Is it a simple matter of rsyncing the /var/piler directory? And in
case a restore is needed I just put it all back and it'll work (plus
the database of course)?

Is there a recommended procedure?


piler has 3 kinds of data:

- emails (/var/piler/store)
- sphinx database (/var/piler/sphinx)
- mysql database

in order to make a backup you have to save these data. If you can see
/var/piler/store/00 then you may find directories like 51b, 51c, 51d, ... They come from the timestamp, and each of them contains ~12 days of emails,
so you don't have to rsync old dirs since they don't change any more.

It's also a good idea (although it depends on your setup) to create a mysql
replica, so you have kinda backup of your database.

Sphinx has fewer although bigger files.


However there's another approach: to export emails (with pilerexport), then in
case of a restore, you can import them (with pilerimport).

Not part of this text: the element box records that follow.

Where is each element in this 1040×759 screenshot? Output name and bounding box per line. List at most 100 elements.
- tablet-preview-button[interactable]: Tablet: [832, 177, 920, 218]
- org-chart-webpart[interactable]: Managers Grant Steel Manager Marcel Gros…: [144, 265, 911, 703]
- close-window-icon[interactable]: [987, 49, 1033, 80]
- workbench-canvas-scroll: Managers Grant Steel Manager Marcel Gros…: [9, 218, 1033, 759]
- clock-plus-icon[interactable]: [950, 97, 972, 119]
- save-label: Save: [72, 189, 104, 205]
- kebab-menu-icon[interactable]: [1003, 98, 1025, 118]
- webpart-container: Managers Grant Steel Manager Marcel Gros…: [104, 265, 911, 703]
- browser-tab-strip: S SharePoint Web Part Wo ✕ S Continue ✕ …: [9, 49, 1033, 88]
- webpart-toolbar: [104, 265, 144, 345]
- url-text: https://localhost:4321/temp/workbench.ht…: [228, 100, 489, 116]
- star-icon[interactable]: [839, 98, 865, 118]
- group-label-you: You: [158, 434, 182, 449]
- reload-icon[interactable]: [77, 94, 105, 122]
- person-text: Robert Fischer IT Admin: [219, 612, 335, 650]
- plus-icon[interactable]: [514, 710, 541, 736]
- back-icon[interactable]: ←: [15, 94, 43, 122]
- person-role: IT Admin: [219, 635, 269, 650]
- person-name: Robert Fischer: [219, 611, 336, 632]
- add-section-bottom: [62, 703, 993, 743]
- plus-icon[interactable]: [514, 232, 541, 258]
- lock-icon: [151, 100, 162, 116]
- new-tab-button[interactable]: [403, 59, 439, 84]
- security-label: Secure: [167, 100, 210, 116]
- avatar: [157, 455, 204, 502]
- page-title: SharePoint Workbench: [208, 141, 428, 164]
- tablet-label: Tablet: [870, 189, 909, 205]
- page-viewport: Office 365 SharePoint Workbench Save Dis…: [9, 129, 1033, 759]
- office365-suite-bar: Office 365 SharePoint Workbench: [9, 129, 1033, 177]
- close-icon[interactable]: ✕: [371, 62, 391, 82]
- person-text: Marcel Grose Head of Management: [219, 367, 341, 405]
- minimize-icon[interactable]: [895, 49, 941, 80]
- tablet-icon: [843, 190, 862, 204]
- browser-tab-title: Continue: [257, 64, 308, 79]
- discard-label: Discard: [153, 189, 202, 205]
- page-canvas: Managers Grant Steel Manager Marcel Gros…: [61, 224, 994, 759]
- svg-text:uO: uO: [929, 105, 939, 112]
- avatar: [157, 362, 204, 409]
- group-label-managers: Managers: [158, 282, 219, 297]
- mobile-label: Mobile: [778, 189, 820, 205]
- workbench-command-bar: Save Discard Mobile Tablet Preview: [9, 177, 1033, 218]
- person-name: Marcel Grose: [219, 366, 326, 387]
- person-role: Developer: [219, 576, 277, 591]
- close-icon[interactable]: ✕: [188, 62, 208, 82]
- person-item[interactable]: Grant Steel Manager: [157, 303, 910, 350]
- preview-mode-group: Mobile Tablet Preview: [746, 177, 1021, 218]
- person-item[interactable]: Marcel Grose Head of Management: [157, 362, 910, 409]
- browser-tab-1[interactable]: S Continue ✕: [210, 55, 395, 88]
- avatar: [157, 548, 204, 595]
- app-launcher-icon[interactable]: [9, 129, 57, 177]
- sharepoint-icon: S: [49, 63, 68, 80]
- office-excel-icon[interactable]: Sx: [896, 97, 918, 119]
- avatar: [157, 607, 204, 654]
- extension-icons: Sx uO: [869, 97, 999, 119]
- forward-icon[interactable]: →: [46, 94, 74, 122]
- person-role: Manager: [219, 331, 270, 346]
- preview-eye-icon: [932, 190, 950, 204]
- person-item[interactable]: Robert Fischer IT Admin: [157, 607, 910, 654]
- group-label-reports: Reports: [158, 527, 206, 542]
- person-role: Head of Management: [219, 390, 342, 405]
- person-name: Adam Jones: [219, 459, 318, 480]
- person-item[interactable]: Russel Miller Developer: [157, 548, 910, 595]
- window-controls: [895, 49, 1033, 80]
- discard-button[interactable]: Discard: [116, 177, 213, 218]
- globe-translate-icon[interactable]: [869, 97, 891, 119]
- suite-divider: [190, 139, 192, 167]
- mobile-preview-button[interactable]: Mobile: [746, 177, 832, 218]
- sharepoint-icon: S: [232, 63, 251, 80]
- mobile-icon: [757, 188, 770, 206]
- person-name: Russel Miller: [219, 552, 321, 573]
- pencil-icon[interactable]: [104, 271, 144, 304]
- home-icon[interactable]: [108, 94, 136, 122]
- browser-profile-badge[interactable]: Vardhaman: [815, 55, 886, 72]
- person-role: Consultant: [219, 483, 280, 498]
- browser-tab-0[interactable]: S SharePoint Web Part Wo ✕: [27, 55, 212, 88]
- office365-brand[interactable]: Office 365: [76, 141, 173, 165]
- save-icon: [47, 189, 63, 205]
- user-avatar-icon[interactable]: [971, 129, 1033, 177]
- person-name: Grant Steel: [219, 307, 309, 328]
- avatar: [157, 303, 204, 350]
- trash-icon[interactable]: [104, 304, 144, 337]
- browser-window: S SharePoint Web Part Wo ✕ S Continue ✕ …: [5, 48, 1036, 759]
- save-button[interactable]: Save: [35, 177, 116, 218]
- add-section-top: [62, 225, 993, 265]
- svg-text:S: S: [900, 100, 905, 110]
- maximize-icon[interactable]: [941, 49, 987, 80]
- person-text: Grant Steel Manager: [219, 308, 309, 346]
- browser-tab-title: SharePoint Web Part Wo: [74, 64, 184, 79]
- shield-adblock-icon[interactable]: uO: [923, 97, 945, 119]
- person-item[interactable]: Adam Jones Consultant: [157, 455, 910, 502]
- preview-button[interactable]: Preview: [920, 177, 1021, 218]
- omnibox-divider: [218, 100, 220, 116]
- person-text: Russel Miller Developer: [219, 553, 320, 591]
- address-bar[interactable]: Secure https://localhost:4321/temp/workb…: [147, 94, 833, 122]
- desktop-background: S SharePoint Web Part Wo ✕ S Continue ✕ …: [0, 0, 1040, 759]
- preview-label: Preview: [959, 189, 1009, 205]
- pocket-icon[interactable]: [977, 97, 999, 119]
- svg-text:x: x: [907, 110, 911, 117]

pilerexport is able to retrieve all emails of the given day to the current directory, eg, pilerexport --start-date 2013.07.29 --stop-date 2013.07.29

Then you can move it to tape, etc. This latter approach is a more lightweight one, you have to deal with less data, however a complete restore takes more time.


And a minor issue - the health monitor permanently shows a red bar
and no text for the CPU usage. The cron job is set up and seems to
produce the correct result:

cat /var/piler/stat/cpu.stat
99.43

Regardless of the value in cpu.stat all I see is the red bar.

Any ideas?


Try replacing $11 with $10 in piler's crontab.